Shortly after, two U.S. Navy F/A-18 Super Hornets made a special mission to flank them — virtually invisible to them.

The third aircraft flew directly over them. At the last moment, the two pilots adjusted their control surfaces and moved directly toward their target. The radar of the fighter jet revealed that they were the SEALs, who jumped right out of the jet and down into the mission.

All the while, the SEALs maintained their distance. The jet is a speed trap, and it tracked the rapidity and space of the SEALs’ movement, which allowed them to gain an almost unimpeded upper-body advantage over their U.S. adversary.
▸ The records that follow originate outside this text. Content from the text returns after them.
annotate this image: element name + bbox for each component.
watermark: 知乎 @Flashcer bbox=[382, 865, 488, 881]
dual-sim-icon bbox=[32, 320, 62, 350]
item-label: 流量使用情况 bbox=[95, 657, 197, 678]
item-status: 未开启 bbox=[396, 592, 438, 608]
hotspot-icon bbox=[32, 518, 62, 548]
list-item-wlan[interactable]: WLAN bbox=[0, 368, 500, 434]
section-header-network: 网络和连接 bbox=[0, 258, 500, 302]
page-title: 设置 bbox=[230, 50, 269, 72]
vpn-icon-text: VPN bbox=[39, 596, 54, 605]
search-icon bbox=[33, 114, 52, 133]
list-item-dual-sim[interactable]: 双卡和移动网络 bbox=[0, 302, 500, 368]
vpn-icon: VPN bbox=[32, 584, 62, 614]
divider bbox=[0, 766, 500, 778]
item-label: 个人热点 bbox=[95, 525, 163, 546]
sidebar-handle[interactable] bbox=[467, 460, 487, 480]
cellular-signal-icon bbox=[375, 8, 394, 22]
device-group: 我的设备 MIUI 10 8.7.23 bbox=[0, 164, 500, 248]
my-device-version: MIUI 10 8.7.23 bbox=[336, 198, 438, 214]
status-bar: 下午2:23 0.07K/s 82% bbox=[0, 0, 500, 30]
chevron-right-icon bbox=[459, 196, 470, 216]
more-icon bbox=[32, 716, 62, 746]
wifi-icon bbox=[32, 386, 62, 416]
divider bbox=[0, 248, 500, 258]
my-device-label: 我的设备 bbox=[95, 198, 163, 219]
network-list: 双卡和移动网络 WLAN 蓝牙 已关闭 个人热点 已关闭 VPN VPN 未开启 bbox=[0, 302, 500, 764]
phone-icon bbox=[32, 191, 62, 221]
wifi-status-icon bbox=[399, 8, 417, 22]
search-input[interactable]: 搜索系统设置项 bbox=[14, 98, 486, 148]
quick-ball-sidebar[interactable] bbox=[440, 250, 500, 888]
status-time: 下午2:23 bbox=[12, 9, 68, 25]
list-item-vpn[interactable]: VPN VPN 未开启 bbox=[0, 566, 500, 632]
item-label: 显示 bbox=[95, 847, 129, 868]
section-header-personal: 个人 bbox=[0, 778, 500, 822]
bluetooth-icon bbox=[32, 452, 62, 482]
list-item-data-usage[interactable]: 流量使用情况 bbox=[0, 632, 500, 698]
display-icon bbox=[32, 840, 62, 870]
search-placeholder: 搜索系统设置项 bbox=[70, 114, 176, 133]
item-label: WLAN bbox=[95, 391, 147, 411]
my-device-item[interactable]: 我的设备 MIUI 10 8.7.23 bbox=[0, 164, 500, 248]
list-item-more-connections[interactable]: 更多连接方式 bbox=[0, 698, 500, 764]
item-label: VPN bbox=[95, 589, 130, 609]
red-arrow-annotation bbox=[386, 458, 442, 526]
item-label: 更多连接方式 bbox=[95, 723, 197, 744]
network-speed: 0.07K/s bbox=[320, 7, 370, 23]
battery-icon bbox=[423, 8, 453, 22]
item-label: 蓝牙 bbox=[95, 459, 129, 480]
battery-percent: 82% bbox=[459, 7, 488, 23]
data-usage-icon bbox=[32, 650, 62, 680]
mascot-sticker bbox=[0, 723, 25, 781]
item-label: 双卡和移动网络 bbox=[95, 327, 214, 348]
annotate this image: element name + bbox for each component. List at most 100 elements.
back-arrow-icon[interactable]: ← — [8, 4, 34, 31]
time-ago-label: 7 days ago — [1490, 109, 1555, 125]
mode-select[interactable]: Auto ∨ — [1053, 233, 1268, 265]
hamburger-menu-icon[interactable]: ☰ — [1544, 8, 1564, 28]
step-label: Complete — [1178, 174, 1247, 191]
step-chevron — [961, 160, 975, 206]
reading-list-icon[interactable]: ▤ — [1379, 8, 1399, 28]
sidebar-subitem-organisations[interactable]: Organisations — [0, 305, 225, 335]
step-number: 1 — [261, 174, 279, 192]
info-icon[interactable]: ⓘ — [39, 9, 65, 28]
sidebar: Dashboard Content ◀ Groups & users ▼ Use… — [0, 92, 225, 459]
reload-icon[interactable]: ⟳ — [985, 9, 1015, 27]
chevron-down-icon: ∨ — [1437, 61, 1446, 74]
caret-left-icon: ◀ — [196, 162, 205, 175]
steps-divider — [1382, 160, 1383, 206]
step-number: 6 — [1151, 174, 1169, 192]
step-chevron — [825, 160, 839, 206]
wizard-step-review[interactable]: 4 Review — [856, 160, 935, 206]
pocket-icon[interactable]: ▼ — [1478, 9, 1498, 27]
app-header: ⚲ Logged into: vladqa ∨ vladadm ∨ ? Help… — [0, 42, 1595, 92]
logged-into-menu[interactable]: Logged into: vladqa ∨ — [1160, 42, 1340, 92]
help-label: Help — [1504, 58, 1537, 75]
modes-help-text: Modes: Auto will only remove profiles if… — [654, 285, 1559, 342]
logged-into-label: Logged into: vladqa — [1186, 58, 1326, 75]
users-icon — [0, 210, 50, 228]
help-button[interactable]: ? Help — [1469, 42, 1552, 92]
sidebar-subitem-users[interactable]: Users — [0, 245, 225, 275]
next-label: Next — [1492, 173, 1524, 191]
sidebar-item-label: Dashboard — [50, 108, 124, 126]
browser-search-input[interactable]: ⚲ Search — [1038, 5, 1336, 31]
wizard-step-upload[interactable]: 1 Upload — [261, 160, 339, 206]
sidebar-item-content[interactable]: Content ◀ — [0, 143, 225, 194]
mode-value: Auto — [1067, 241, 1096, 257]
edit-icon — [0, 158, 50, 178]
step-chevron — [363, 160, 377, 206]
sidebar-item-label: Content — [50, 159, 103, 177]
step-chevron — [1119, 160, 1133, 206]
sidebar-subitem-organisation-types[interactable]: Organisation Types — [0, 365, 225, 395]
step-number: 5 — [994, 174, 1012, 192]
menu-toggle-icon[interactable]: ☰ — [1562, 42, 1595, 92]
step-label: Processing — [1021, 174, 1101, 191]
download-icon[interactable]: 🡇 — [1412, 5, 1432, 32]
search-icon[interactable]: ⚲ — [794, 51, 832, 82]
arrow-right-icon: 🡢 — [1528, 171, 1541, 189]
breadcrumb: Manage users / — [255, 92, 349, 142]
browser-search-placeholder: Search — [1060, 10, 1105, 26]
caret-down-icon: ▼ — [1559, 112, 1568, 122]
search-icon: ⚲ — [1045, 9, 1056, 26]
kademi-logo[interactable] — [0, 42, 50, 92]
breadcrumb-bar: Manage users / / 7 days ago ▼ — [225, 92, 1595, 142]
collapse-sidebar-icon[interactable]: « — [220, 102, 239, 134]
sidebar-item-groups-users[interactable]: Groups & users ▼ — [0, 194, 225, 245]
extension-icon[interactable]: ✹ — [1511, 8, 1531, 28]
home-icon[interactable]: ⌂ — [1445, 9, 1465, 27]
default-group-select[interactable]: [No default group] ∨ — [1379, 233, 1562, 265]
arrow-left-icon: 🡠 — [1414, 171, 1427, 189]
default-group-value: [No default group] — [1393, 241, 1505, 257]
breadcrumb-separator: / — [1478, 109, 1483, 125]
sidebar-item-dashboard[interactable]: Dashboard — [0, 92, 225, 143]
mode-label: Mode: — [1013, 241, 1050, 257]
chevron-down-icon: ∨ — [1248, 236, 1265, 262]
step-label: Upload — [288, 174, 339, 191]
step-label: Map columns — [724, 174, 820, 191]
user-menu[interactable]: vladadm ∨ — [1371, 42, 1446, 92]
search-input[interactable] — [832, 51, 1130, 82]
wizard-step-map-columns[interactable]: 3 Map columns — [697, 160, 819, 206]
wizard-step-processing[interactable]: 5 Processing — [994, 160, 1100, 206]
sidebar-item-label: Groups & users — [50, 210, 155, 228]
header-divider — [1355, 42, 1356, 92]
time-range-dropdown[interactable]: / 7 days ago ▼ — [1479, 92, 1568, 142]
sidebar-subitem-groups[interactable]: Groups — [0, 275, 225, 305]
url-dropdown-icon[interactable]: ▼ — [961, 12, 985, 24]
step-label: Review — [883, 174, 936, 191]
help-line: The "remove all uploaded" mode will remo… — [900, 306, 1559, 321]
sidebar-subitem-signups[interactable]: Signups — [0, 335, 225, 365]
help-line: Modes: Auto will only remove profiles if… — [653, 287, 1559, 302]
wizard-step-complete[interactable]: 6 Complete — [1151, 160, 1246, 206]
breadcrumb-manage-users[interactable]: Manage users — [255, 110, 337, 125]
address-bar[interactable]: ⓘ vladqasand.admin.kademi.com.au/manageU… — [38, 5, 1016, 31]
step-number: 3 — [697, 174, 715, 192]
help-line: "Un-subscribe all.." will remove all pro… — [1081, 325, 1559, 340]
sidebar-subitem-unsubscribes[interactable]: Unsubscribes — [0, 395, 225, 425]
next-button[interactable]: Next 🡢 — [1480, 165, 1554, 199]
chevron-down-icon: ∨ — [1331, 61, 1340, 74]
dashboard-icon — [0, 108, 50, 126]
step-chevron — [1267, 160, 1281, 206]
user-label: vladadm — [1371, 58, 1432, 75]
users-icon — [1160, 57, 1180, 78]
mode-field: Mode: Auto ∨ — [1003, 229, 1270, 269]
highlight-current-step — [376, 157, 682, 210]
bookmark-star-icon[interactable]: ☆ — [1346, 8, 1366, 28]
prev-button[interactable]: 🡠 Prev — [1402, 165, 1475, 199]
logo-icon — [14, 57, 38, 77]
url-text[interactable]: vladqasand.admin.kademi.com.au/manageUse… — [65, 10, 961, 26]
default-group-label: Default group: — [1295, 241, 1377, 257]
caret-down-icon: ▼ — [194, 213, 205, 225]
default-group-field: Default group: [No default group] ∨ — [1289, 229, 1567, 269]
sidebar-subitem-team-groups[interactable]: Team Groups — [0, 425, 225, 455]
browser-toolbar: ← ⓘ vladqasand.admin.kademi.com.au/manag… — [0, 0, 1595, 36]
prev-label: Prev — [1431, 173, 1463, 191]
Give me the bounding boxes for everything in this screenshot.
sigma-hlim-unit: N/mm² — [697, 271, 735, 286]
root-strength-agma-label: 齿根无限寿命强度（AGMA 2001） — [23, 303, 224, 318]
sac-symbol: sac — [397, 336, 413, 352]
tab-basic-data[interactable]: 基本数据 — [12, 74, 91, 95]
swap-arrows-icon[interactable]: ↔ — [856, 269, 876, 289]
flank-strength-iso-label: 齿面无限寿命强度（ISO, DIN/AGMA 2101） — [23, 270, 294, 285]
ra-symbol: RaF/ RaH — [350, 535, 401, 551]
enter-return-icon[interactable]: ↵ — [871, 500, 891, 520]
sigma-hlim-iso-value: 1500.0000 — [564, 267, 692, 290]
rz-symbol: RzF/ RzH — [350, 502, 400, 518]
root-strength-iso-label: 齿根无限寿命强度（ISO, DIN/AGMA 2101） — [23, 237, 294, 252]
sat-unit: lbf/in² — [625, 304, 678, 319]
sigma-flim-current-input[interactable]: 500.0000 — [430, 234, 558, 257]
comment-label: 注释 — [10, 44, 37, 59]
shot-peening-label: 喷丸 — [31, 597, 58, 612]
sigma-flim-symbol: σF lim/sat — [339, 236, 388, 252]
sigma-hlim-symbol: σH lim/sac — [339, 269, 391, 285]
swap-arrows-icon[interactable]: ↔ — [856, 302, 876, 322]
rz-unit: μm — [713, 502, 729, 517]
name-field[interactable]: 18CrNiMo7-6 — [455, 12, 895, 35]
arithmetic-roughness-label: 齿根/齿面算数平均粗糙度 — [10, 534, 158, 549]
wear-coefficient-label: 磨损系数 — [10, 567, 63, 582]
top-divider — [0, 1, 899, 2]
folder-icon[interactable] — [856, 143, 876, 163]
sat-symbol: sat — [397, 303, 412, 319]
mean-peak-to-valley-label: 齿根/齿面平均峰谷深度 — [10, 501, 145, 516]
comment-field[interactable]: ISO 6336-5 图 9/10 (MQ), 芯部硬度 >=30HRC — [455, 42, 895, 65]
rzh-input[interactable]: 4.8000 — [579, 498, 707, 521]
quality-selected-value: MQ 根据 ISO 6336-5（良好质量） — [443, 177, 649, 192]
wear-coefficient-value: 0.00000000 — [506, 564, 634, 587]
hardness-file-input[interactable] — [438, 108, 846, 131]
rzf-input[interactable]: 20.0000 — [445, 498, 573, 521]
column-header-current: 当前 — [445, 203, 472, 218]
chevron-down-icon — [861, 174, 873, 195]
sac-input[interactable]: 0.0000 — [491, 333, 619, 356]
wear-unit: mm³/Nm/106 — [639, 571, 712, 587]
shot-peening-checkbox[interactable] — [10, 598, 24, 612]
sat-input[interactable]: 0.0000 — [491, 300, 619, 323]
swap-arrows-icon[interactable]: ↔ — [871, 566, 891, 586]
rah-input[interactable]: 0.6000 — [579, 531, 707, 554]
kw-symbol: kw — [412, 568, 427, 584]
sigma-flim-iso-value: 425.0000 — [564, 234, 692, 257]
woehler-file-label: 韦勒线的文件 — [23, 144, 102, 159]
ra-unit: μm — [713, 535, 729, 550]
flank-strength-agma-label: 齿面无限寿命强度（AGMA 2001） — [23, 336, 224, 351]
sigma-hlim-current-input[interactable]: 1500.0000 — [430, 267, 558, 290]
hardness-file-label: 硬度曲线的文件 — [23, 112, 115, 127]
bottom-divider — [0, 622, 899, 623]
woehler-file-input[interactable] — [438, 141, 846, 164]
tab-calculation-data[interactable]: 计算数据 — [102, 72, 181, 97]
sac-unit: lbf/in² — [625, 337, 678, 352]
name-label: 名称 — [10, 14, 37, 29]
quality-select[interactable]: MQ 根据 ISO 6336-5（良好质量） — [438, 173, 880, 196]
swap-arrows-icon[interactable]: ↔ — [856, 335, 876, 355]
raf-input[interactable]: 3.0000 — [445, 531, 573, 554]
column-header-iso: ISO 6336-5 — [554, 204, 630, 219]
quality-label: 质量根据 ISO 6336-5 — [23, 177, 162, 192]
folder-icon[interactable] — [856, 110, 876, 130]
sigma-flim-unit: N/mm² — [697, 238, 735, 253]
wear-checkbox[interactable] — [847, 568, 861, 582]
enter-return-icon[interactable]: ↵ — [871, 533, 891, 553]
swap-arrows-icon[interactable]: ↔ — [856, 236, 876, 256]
Capt. Randy Omalera, the commander of Strike Fighter Squadron 135, the crews of which are at Edwards Air Force Base in California, acknowledged that his stealthy strike jet and its ability to avoid detection weren’t the only reasons that SEAL Team 6 should have been able to get out of Baraawe. “Well that certainly worked out the way we planned it to, but you never know what the objective is in a certain combat environment,” he said.

The jets, which are capable of speeds up to about 530 miles per hour, tend to avoid flying close to people and easily evade detection. They’ve been used in training exercises to simulate combat, and the aircraft holds 15 bombs that can be released in a maximum of 13 seconds.

But as military leaders recognized last year, the Navy’s F/A-18s won’t be the only planes capable of flying on the edge of detection in future war zones.

Iran’s fighter jets are both made by AeroVironment, an Arizona-based aerospace company. The company makes small, cheap unmanned aerial vehicles that are being delivered to Iran’s military. The Iranian military would presumably add radars to those planes to make them more difficult to detect.

In November 2016, the Iranian F-4Ts’ onboard guidance systems guided the four-seater planes to within a mile of a cluster of houses in Iran’s south-eastern city of Ahvaz. The battle left eight Iranian Revolutionary Guard soldiers dead. The incident prompted concern among U.S. officials because it was the first time they believed the Iranian military had used guidance systems on a US aircraft.

Iran’s aircraft are also less advanced than the F/A-18s, the F-15s and the F-16s that helped crush al-Qaida and the Taliban. The models the U.S. air force uses tend to have systems capable of detecting vehicles that are 5-10 feet long. The Iranian models vary in size, and in some cases could not detect vehicles that were that much smaller.

Recently, AeroVironment announced that its quadcopter — an aircraft designed for aerial photography and cargo drop — will be replacing small, light F-16 Fighting Falcons, made by Lockheed Martin, for a number of countries. The company also announced that it would begin providing special mission training for Iran. Last year, the U.S. military had about 40 F-16 jets in Iraq and Syria and 11 in the Philippines.